Mycotoxins are secondary metabolites produced by filamentous fungi that cause a toxic response (mycotoxicosis) when ingested by farm and companion animals. Fusarium, Aspergillus and Penicillium are the most abundant moulds that produce these toxins and contaminate human foods and animal feeds through fungal growth prior to and during harvest, or during (improper) storage (Bhatnagar et al., 2004).
The 2016 Nutriad Mycotoxin Survey included 73 wheat and 32 triticale samples collected across Poland. All samples were collected either directly from the farms or from animal feed production sites. Sample providers followed the principles of good sampling (Richard, 2000). The analytical personnel and laboratory staff were not involved in sampling and, therefore, did not influence any part of this procedure. The survey provided an insight into the incidences of aflatoxin B1 (AfB1), zearalenone (ZEN), deoxynivalenol (DON), T-2 toxin, HT-2 toxin, fumonisin B1 (FB1), fumonisin B2 (FB2) and ochratoxin A (OTA) across all regions of Poland.
More than 800 analyses were conducted to test for the presence of the 8 mycotoxins most frequently found in agricultural commodities that are intended for animal feed production. All 8 mycotoxins were analyzed by liquid chromatography tandem mass spectrometry (LC MS/MS). For the purpose of data analysis, non-detection levels were based on the limits of quantification (LOQ) of the test method for each mycotoxin: AfB1 < 0.5 μg/kg; ZEN < 10 μg/kg; DON < 75 μg/kg; FB1 < 125 μg/kg; FB1 < 50 μg/kg; OTA < 1 μg/kg; HT2-toxin< 4 μg/kg and T-2 toxin < 4 μg/kg.
The results from the Nutriad survey showed that almost 70% of the wheat samples were contaminated with DON and 30% with ZEN and HT2-toxin. As expected none of the wheat or triticale samples contained AfB1. Surprisingly almost 20% of the samples of triticale were contaminated with FB2, a typical maize mycotoxin. Most of the recovered mycotoxins were in concentrations regarded as medium (>LOD but below EU recommendation levels). The highest concentration of DON and ZEN found in the wheat reached 1200 μg/kg and 270 μg/kg respectively. Interestingly, 6% of the triticale samples contained OTA while none of the wheat samples were contaminated with OTA, a known typical storage mycotoxin. None of the samples of wheat or triticale were contaminated with FB1, also a typical maize mycotoxin (Table 1 and Table 2).
The wheat and triticale mycotoxin survey conducted by Nutriad in 2016 concluded that this year's harvest of wheat and triticale in Poland is of concerning quality in terms of mycotoxin contamination.
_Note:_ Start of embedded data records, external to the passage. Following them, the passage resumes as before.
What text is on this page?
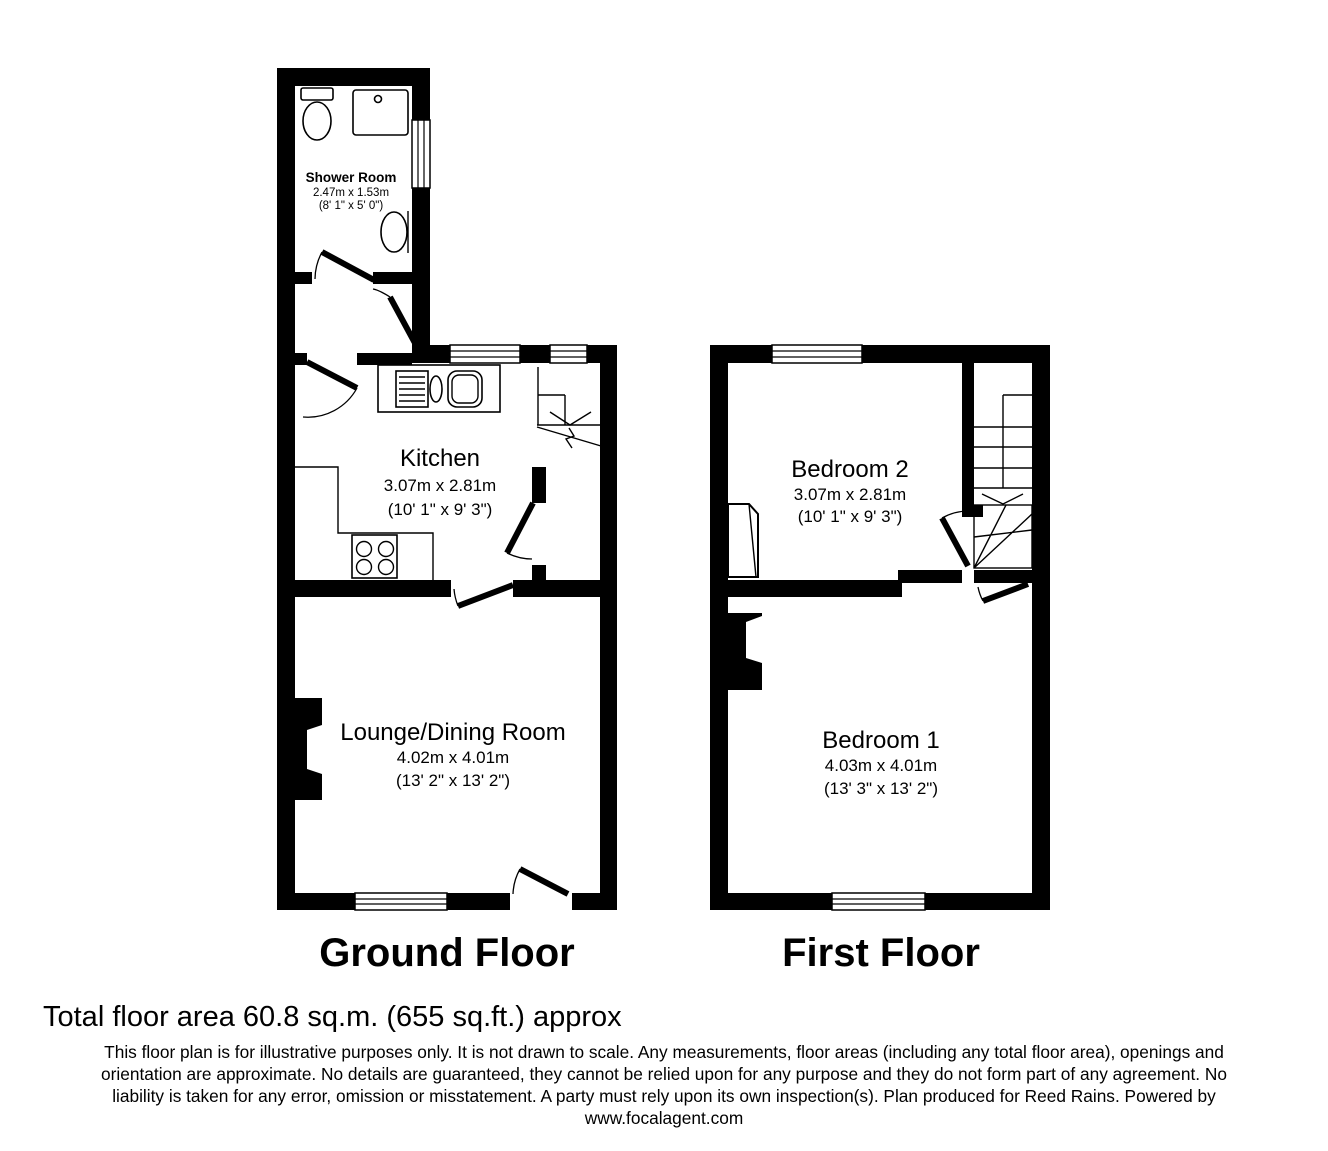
Shower Room
2.47m x 1.53m
(8' 1" x 5' 0")
Kitchen
3.07m x 2.81m
(10' 1" x 9' 3")
Lounge/Dining Room
4.02m x 4.01m
(13' 2" x 13' 2")
Bedroom 2
3.07m x 2.81m
(10' 1" x 9' 3")
Bedroom 1
4.03m x 4.01m
(13' 3" x 13' 2")
Ground Floor	First Floor
Total floor area 60.8 sq.m. (655 sq.ft.) approx
This floor plan is for illustrative purposes only. It is not drawn to scale. Any measurements, floor areas (including any total floor area), openings and
orientation are approximate. No details are guaranteed, they cannot be relied upon for any purpose and they do not form part of any agreement. No
liability is taken for any error, omission or misstatement. A party must rely upon its own inspection(s). Plan produced for Reed Rains. Powered by
www.focalagent.com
Based on the results of this survey, it is the belief that this year's wheat and triticale crop should not be considered safe for inclusion into finished feed rations for all animal species.
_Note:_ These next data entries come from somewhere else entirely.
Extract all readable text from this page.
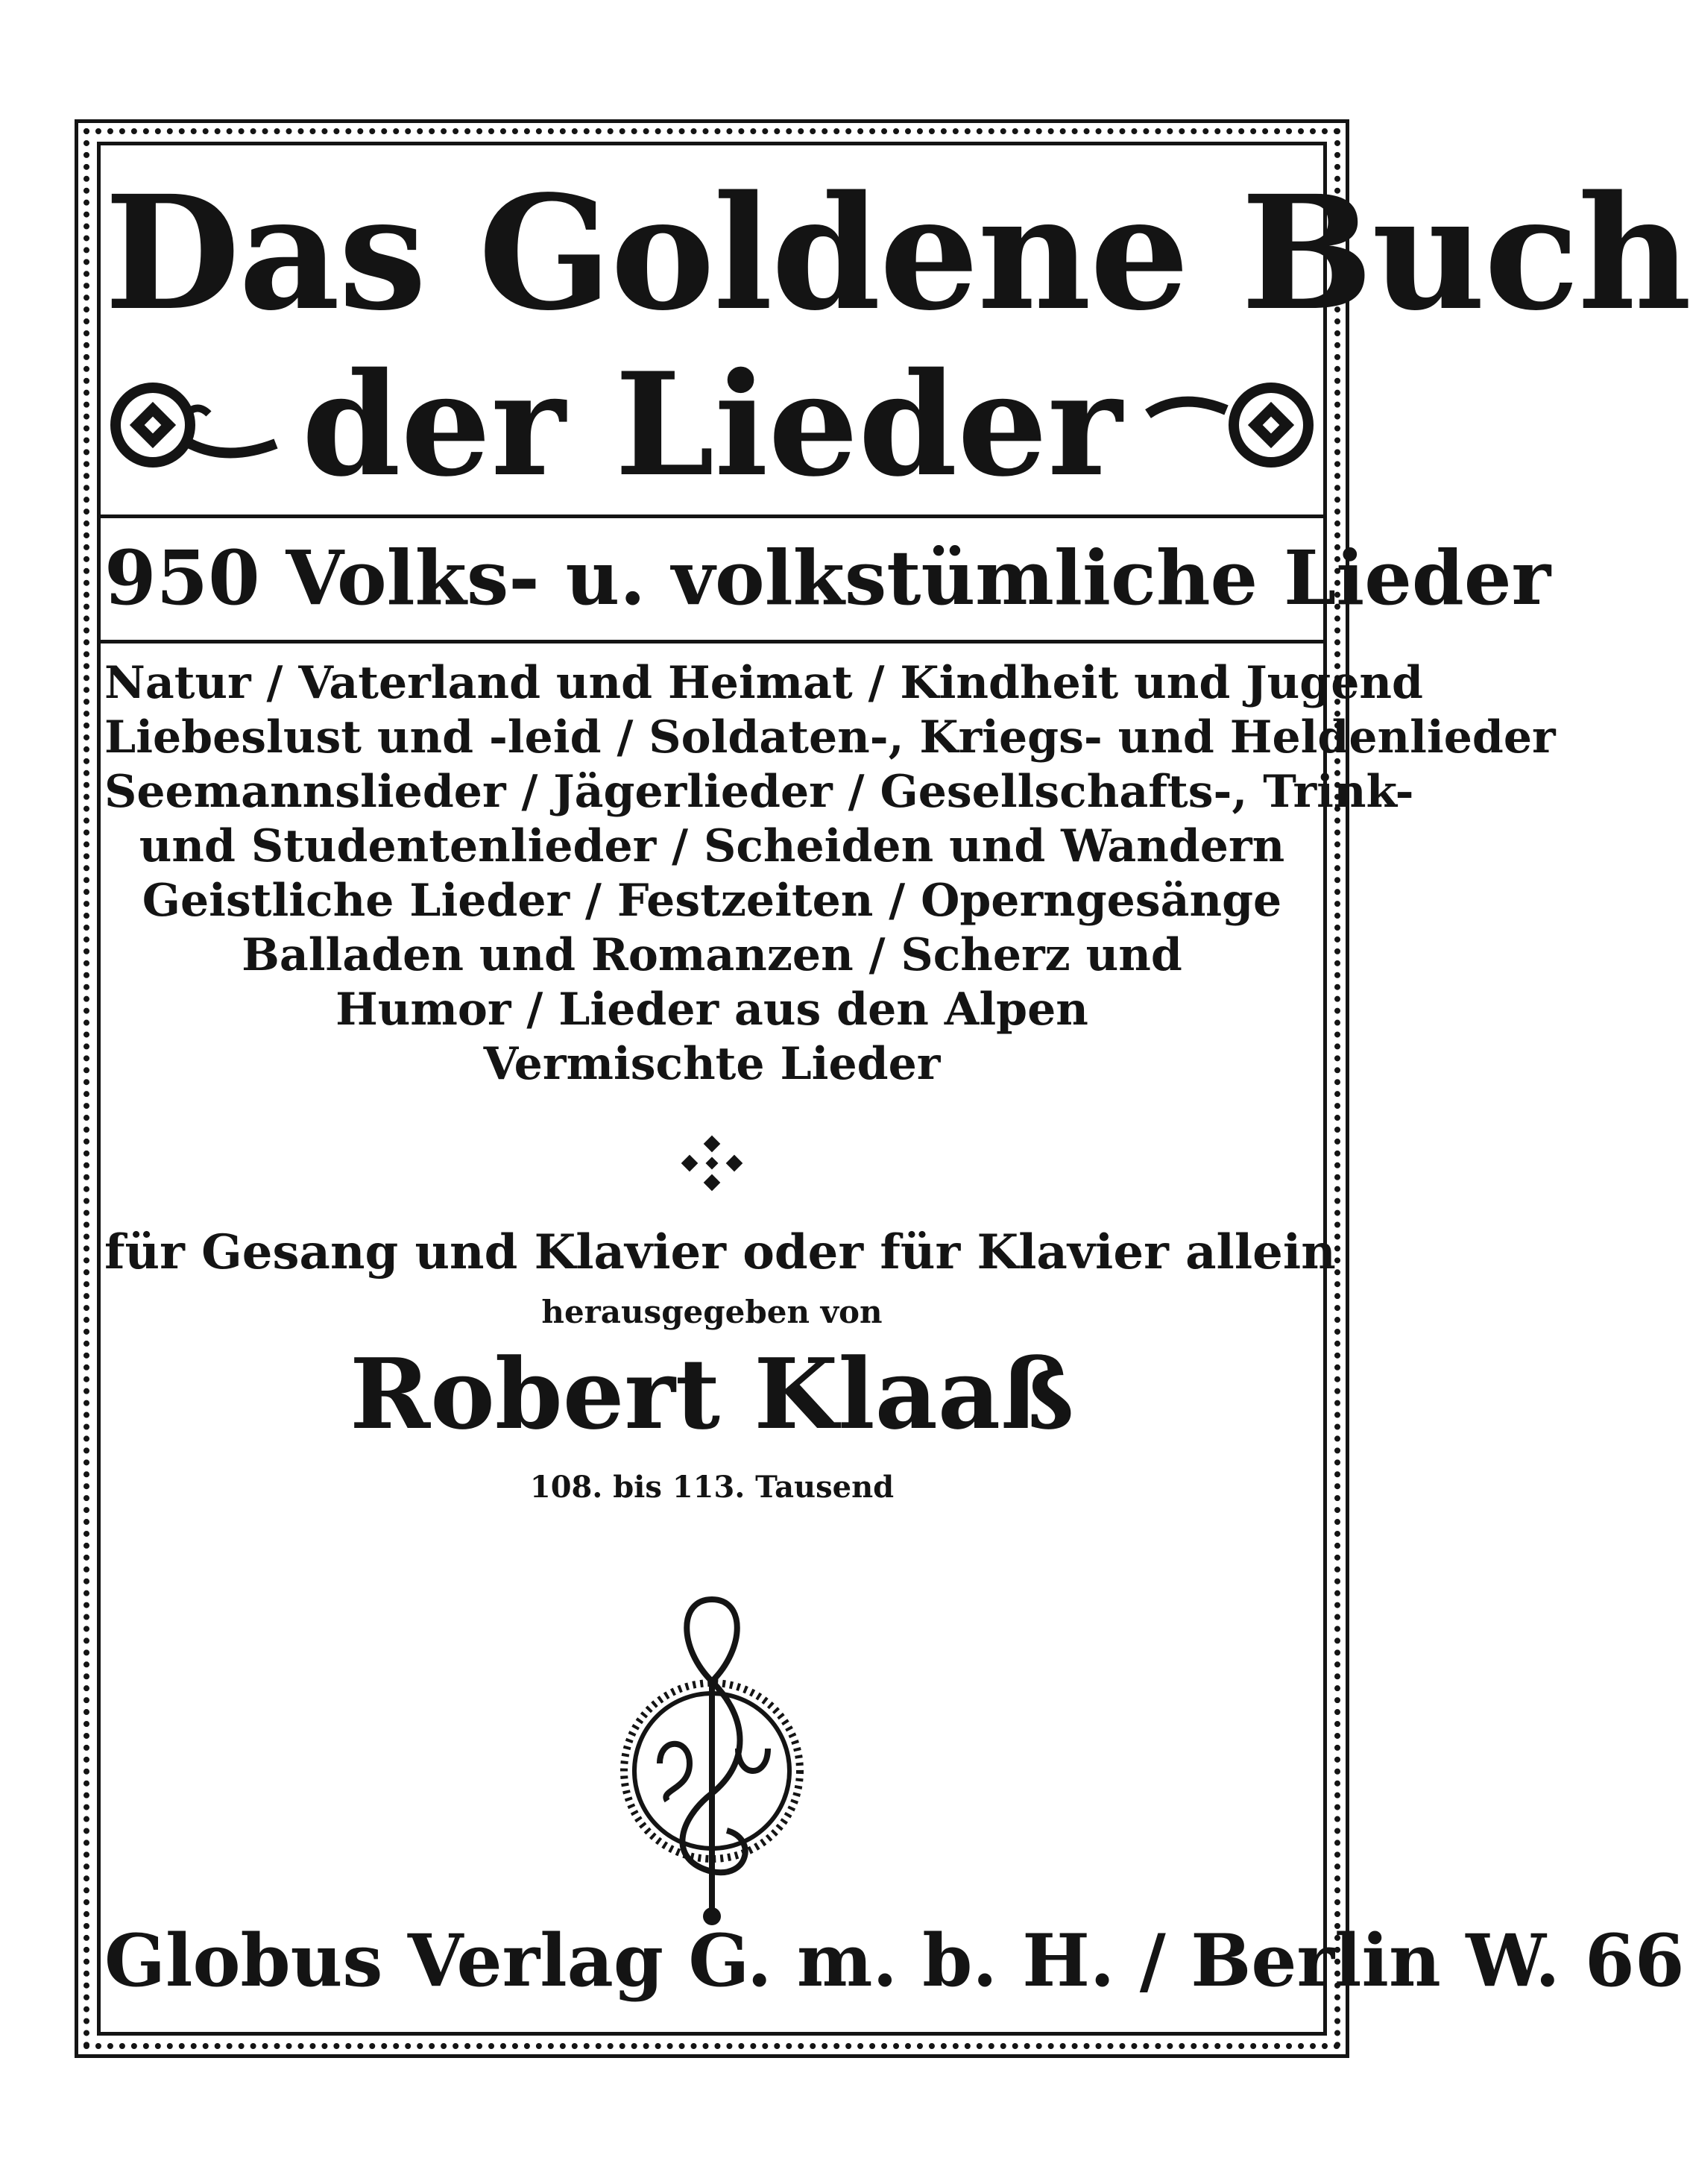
Das Goldene Buch
der Lieder
950 Volks- u. volkstümliche Lieder
Natur / Vaterland und Heimat / Kindheit und Jugend
Liebeslust und -leid / Soldaten-, Kriegs- und Heldenlieder
Seemannslieder / Jägerlieder / Gesellschafts-, Trink-
und Studentenlieder / Scheiden und Wandern
Geistliche Lieder / Festzeiten / Operngesänge
Balladen und Romanzen / Scherz und
Humor / Lieder aus den Alpen
Vermischte Lieder
für Gesang und Klavier oder für Klavier allein
herausgegeben von
Robert Klaaß
108. bis 113. Tausend
Globus Verlag G. m. b. H. / Berlin W. 66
Wheat and triticale in animal feeds originates from many sources and vigilance is always advisable. Wheat, triticale, barley and oats harvested in 2016 across Europe have been shown to be contaminated with medium concentrations of mycotoxins. The last possible line of defense is the detoxification of mycotoxins in vivo. The addition of proven mycotoxin deactivators to animal feeds is a very common method to prevent mycotoxicosis and is an effective strategy to keep the risk of mycotoxin contamination low under any and all conditions.